Tidak Sesuai Kenyataan 

Ketua Umum Gabungan Pengusaha Kelapa Sawit Indonesia (Gapki) Joko Supriyono berharap pemerintah dapat segera menerbitkan Peraturan Pemerintah (PP) yang mengatur izin usaha perkebunan, terutama dalam isu fasilitasi perkebunan kelapa sawit rakyat.

Pasalnya regulasi yang mengatur isu ini tersebar dalam sejumlah Peraturan Menteri, Instruksi Presiden dan Undang-Undang tentang Perkebunan.

Harapannya melalui PP, maka teknis pelaksanaan evaluasi, konversi kawasan hutan dan fasilitasi perkebunan rakyat dapat disatukan, terutama terkait teknis penyerahan 20% dari total area Hak Guna Usaha untuk petani rakyat.

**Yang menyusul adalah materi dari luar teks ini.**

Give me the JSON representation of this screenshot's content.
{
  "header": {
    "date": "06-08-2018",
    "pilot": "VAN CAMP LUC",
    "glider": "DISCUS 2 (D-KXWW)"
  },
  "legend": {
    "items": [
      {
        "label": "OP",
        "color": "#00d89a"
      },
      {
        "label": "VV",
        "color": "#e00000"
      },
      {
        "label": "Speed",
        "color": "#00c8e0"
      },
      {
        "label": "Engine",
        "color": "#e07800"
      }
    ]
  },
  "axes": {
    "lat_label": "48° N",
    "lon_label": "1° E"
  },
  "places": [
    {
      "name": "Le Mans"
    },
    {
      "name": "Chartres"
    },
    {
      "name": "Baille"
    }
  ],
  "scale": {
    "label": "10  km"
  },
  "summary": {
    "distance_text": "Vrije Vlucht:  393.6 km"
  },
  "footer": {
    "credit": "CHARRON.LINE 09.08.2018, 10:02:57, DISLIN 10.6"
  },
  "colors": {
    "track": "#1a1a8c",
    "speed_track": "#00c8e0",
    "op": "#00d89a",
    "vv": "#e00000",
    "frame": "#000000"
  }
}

“Aturan terkait lahan sawit tumpang tindih dan diatur oleh terlalu banyak beleid. “Ini banyak regulasi nya bahkan cenderung overrated, apakah melalui juknis atau PP bisa perkaya untuk solusi ini,” ujar Joko.

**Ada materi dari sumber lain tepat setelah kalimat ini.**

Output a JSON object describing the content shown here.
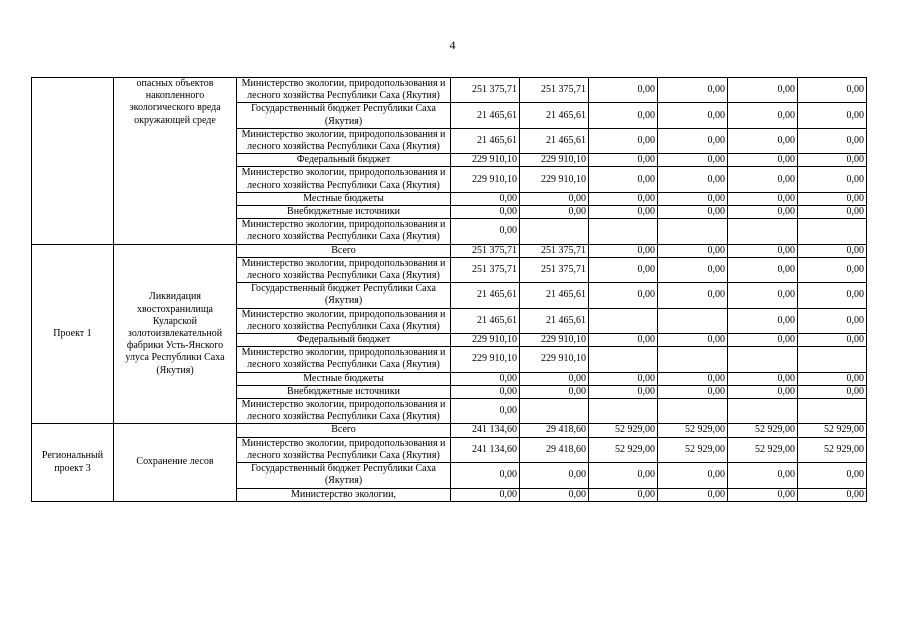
{
  "page_number": "4",
  "sections": [
    {
      "col1": "",
      "col2": "опасных объектов накопленного экологического вреда окружающей среде",
      "rows": [
        {
          "source": "Министерство экологии, природопользования и лесного хозяйства Республики Саха (Якутия)",
          "values": [
            "251 375,71",
            "251 375,71",
            "0,00",
            "0,00",
            "0,00",
            "0,00"
          ]
        },
        {
          "source": "Государственный бюджет Республики Саха (Якутия)",
          "values": [
            "21 465,61",
            "21 465,61",
            "0,00",
            "0,00",
            "0,00",
            "0,00"
          ]
        },
        {
          "source": "Министерство экологии, природопользования и лесного хозяйства Республики Саха (Якутия)",
          "values": [
            "21 465,61",
            "21 465,61",
            "0,00",
            "0,00",
            "0,00",
            "0,00"
          ]
        },
        {
          "source": "Федеральный бюджет",
          "values": [
            "229 910,10",
            "229 910,10",
            "0,00",
            "0,00",
            "0,00",
            "0,00"
          ]
        },
        {
          "source": "Министерство экологии, природопользования и лесного хозяйства Республики Саха (Якутия)",
          "values": [
            "229 910,10",
            "229 910,10",
            "0,00",
            "0,00",
            "0,00",
            "0,00"
          ]
        },
        {
          "source": "Местные бюджеты",
          "values": [
            "0,00",
            "0,00",
            "0,00",
            "0,00",
            "0,00",
            "0,00"
          ]
        },
        {
          "source": "Внебюджетные источники",
          "values": [
            "0,00",
            "0,00",
            "0,00",
            "0,00",
            "0,00",
            "0,00"
          ]
        },
        {
          "source": "Министерство экологии, природопользования и лесного хозяйства Республики Саха (Якутия)",
          "values": [
            "0,00",
            "",
            "",
            "",
            "",
            ""
          ]
        }
      ]
    },
    {
      "col1": "Проект 1",
      "col2": "Ликвидация хвостохранилища Куларской золотоизвлекательной фабрики Усть-Янского улуса Республики Саха (Якутия)",
      "rows": [
        {
          "source": "Всего",
          "values": [
            "251 375,71",
            "251 375,71",
            "0,00",
            "0,00",
            "0,00",
            "0,00"
          ]
        },
        {
          "source": "Министерство экологии, природопользования и лесного хозяйства Республики Саха (Якутия)",
          "values": [
            "251 375,71",
            "251 375,71",
            "0,00",
            "0,00",
            "0,00",
            "0,00"
          ]
        },
        {
          "source": "Государственный бюджет Республики Саха (Якутия)",
          "values": [
            "21 465,61",
            "21 465,61",
            "0,00",
            "0,00",
            "0,00",
            "0,00"
          ]
        },
        {
          "source": "Министерство экологии, природопользования и лесного хозяйства Республики Саха (Якутия)",
          "values": [
            "21 465,61",
            "21 465,61",
            "",
            "",
            "0,00",
            "0,00"
          ]
        },
        {
          "source": "Федеральный бюджет",
          "values": [
            "229 910,10",
            "229 910,10",
            "0,00",
            "0,00",
            "0,00",
            "0,00"
          ]
        },
        {
          "source": "Министерство экологии, природопользования и лесного хозяйства Республики Саха (Якутия)",
          "values": [
            "229 910,10",
            "229 910,10",
            "",
            "",
            "",
            ""
          ]
        },
        {
          "source": "Местные бюджеты",
          "values": [
            "0,00",
            "0,00",
            "0,00",
            "0,00",
            "0,00",
            "0,00"
          ]
        },
        {
          "source": "Внебюджетные источники",
          "values": [
            "0,00",
            "0,00",
            "0,00",
            "0,00",
            "0,00",
            "0,00"
          ]
        },
        {
          "source": "Министерство экологии, природопользования и лесного хозяйства Республики Саха (Якутия)",
          "values": [
            "0,00",
            "",
            "",
            "",
            "",
            ""
          ]
        }
      ]
    },
    {
      "col1": "Региональный проект 3",
      "col2": "Сохранение лесов",
      "rows": [
        {
          "source": "Всего",
          "values": [
            "241 134,60",
            "29 418,60",
            "52 929,00",
            "52 929,00",
            "52 929,00",
            "52 929,00"
          ]
        },
        {
          "source": "Министерство экологии, природопользования и лесного хозяйства Республики Саха (Якутия)",
          "values": [
            "241 134,60",
            "29 418,60",
            "52 929,00",
            "52 929,00",
            "52 929,00",
            "52 929,00"
          ]
        },
        {
          "source": "Государственный бюджет Республики Саха (Якутия)",
          "values": [
            "0,00",
            "0,00",
            "0,00",
            "0,00",
            "0,00",
            "0,00"
          ]
        },
        {
          "source": "Министерство экологии,",
          "values": [
            "0,00",
            "0,00",
            "0,00",
            "0,00",
            "0,00",
            "0,00"
          ]
        }
      ]
    }
  ]
}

Aturan terkait pengadaan lahan kebun ini memang tumpang tindih dan lintas kementerian.

Pertama adalah Undang-Undang 39 tahun 2015 tentang Perkebunan yang menyebutkan perusahaan perkebunan wajib memfasilitasi pembangunan kebun masyarakat sekitar paling rendah 20% dari total luas areal kebun perusahaan.

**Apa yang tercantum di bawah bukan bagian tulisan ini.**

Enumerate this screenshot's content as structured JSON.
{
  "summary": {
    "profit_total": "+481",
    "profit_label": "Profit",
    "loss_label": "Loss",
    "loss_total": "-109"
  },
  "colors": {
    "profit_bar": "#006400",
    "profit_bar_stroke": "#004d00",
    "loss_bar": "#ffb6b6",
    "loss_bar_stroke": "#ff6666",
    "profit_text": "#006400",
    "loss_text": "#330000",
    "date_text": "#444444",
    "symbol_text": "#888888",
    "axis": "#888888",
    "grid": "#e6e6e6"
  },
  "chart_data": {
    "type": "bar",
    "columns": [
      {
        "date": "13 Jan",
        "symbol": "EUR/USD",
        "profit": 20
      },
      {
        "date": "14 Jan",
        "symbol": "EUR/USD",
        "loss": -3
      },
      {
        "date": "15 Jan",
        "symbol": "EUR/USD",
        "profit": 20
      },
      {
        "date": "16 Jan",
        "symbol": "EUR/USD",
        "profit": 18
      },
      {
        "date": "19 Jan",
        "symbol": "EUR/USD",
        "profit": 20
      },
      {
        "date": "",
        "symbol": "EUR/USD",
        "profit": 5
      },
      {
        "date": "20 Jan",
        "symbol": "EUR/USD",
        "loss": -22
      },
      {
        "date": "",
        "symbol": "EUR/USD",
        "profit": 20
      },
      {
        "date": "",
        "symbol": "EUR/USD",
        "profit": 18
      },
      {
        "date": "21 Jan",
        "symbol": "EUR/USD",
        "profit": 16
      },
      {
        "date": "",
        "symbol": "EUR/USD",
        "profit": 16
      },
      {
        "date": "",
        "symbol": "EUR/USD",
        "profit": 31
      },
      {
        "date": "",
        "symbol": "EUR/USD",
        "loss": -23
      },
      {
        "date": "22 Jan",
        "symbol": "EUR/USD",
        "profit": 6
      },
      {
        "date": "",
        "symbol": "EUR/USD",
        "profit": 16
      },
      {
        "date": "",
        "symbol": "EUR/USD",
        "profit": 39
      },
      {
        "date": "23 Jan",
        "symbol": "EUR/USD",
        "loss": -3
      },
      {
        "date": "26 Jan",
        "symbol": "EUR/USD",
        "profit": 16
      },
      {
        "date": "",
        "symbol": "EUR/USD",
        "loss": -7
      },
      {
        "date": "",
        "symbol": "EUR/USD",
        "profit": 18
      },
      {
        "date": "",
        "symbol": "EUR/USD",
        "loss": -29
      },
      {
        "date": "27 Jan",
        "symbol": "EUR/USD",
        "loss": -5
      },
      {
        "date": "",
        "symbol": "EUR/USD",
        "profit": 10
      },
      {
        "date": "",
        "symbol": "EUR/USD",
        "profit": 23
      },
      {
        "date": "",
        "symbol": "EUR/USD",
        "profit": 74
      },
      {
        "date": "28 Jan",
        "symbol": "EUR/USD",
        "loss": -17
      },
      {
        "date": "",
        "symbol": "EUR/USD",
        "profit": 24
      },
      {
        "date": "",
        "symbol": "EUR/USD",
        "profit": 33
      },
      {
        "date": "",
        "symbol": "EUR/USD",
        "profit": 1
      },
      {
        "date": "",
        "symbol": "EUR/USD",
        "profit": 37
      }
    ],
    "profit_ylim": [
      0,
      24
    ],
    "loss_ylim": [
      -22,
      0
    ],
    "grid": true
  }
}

Kedua, aturan ini lebih dirinci dalam hal luas lahan melalui Peraturan Menteri Pertanian nomor 98 tahun 2013 yang merinci perusahaan dengan luas 250 hektare atau lebih berkewajiban memfasilitasi pembangunan kebun masyarakat 20% luas areal.

Ketiga, terkait bentuk kerjasamanya, tertera dalam Permen Agraria dan Tata Ruang / Badan Pertanahan Nasional nomor 7 tahun 2017 tentang pengaturan dan tata cara penetapan HGU.

Dijelaskan bahwa pemegang HGU wajib memfasilitasi pembangunan kebun masyarakat minimal 20% dari luas tanah yang dimohonkan untuk masyarakat sekitar dalam bentuk kemitraan alias plasma.

Keempat, untuk penyediaan lahan 20% tersebut bisa berasal dari hasil konversi lahan yang diatur dalam Permen Lingkungan Hidup dan Kehutanan Republik Indonesia (KLHK) nomor 51 tahun 2016 tentang tata cara pelepasan kawasan hutan produksi yang dapat dikonversi.

Dalam aturan tersebut dikatakan bahwa Hutan Produksi Konversi (HPK) yang bisa disediakan untuk penyediaan kebun masyarakat seluas 20% dari total kawasan hutan.
Kelima, pada Permen KLHK 5 tahun 2018 dirinci, kawasan hutan pada permen 51 tahun 2016 berasal dari Tanah Objek Reforma Agraria (TORA).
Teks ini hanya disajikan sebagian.